The animal conservation park on NSW’s Central Coast announced the birth of the koalas on Monday.
Among the new arrivals are Ember and Ash, named in honour of the estimated 30,000 koalas killed in the fires during the summer of 2019 and 2020.
The addition of koalas to the wildlife sanctuary has brought confidence for the survival of the vulnerable species.
‘In a time where every koala joey born is a new hope for the species, it’s safe to say we are all on cloud nine,’ the park said.
The joeys were born as part of the park’s conservation breeding program which saw the birth of seven baby koalas last year.
Ash – who was born in January – was the first joey born this year since the fires ripped through Australia’s east coast.
Koalas usually only have one joey at a time and the babies stay in their mother’s pouch for up to six months.
Australian Reptile Park Director, Tim Faulkner, said it was ‘becoming clear all over the world that koalas in Australia are under serious threat’.
‘A year-long New South Wales parliamentary inquiry has found koalas are on track to become extinct in the wild in NSW well before 2050 without urgent intervention to stop the destruction of their habitat.
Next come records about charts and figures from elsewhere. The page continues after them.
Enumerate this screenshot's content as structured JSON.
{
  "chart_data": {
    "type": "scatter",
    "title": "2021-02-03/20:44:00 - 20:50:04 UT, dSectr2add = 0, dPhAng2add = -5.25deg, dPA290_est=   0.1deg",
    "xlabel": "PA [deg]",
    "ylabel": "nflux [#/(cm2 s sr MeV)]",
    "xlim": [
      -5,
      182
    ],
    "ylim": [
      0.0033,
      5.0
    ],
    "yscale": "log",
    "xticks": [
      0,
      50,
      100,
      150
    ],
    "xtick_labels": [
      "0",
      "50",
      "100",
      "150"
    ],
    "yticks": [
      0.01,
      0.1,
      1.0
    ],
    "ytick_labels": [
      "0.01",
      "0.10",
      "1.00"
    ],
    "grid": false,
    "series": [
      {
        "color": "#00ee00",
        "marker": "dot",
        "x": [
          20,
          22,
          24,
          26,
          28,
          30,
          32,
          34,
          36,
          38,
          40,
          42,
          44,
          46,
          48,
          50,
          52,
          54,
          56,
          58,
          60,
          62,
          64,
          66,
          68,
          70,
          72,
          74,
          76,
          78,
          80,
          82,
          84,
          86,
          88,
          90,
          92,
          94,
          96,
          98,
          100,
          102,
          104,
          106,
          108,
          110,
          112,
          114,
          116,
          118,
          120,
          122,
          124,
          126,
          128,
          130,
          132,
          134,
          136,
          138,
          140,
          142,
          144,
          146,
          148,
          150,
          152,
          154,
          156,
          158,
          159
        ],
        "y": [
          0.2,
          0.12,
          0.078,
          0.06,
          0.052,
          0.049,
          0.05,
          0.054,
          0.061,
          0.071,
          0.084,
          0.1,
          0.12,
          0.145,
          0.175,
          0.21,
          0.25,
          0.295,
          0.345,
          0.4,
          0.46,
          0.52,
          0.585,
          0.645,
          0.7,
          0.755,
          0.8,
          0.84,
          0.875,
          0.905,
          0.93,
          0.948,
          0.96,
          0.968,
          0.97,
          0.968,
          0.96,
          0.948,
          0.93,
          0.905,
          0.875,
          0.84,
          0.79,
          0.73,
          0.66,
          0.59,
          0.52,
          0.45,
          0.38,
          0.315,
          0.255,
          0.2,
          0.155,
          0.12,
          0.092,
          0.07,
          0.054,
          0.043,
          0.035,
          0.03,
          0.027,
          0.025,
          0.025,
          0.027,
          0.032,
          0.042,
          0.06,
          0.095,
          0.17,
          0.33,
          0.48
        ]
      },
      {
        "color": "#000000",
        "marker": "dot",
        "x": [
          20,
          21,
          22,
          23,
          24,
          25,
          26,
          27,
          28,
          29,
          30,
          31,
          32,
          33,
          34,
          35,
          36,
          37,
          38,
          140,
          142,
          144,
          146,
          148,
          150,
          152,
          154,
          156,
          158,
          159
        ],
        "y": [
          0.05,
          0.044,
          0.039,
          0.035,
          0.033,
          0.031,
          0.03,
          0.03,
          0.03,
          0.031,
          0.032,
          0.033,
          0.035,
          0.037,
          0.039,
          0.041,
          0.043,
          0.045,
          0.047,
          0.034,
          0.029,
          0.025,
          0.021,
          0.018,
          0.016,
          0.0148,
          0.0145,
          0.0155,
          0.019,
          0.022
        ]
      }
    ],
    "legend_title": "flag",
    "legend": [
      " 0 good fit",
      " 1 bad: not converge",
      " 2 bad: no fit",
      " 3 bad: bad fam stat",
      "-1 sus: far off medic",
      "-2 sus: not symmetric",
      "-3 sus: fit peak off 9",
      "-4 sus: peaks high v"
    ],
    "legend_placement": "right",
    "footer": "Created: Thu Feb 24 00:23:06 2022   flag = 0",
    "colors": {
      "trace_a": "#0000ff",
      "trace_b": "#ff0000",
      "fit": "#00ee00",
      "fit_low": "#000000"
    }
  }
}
‘The inquiry found previous estimates of 36,000 remaining marsupials in the state were most likely outdated, because they did not account for the effects of the 2019-20 bushfires.’
When Ash’s birth was announced in May, zookeeper Dan Rumsey said she was a sign of hope for the future of Australia’s native wildlife.
‘They’re ambassadors for koalas in the wild: the ones who truly suffered in the bushfires,’ he earlier told News Corp.
‘Koalas are iconic and even though ours are bred in captivity, we like to think we’re helping the fairly decimated population.’
Koala joeys have been born in 2020 at Taronga Zoo, Wildlife Sydney and Melbourne Zoo.
The Australian Reptile Park recently reopened on June 1 after it was locked down due to COVID-19.
The wildlife sanctuary has more than 40 koalas and aims to have this number grow every year.
In the wake of the monstrous bushfires, ecology experts have predicted koalas will be extinct by 2050.
There is estimated to be just 43,000 left in the wild.